Monday August 4, 2014
We have been delighted to learn that The Royal Academy of Engineering are using our Compact Mosquito Nets as part of their education programme in schools.
The Royal Academy of Engineering aims to inspire future generations to enter engineering and study STEM subjects - science, technology, engineering, and mathematics, in school and beyond.
The Academy develops school resources and works with a network of teachers and further education colleges across the UK. The network of teachers train other teachers about the resources, and their feedback means that the resources can be continually improved.
We spoke to Jonathan Lowe, STEM Education Project Officer at The Royal Academy of Engineering.
What project are the mosquito nets being used for?
The mosquito nets form part of a box of maths resources for 11-14 year olds which has an engineering theme of deployable structures. The box consists of six activities and two engineering case studies. One of the activities is about mosquito nets.
How will the children be using these nets?
The compact nets will be used to demonstrate what the mosquito net activity is about so that the children can see the context.
The activity covers some of the problems associated with people using mosquito nets, for example hanging a net. It includes a challenge to design a free-standing structure that could be used to support a mosquito net. The teacher might choose to get the students to demonstrate their framework design on a real life net.

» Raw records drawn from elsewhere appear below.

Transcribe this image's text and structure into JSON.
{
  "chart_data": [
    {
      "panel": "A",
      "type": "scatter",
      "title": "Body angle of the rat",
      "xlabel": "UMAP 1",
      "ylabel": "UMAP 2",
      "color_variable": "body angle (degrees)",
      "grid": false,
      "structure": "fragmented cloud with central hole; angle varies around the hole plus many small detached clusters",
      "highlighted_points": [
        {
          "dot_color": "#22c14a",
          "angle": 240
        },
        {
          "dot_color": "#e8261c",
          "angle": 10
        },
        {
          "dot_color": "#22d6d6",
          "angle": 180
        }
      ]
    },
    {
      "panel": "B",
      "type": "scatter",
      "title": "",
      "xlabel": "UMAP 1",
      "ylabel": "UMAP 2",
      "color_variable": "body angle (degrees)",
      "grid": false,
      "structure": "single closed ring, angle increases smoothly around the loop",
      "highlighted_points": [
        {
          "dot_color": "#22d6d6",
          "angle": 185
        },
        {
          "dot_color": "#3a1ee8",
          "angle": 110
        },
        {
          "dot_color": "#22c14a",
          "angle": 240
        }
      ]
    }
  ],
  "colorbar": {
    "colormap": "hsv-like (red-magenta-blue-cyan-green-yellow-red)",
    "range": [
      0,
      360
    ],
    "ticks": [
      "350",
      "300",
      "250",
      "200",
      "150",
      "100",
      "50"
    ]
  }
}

Image courtesy of The Royal Academy of Engineering
What skills will students learn?
Malaria is an issue for millions of people and this resource aims to develop children’s mathematics skills within the context of a real world issue.
The mosquito nets and other activities in the resource box will also help them to see what engineers do – they often believe engineers only fix cars!
When is this happening?
The boxes have been sent out to the network of 24 teachers across the UK. They will decide when to do their training with their local team of teachers, and the Academy will send each of those teachers enough resource boxes when required.
What other equipment is being used in the “Deployable Structures” resource boxes?
- Printed materials for each activity, which include calculations and maths problems with a real-world context
- For the mosquito nets there is modelling equipment to make a prototype frame for a net
- There are coffee stirrers to help make an umbrella mechanism for another activity
- Plus seeds for growing a plant that opens up when you touch it (mimosa pudica)!
This exciting project is just one instance of how the the Academy is working with schools. You can learn more about The Royal Academy of Engineering at www.raeng.org.uk
We hope the mosquito nets activity helps to raise young people’s awareness of the global issue of Malaria, and at the same time help them with their maths skills.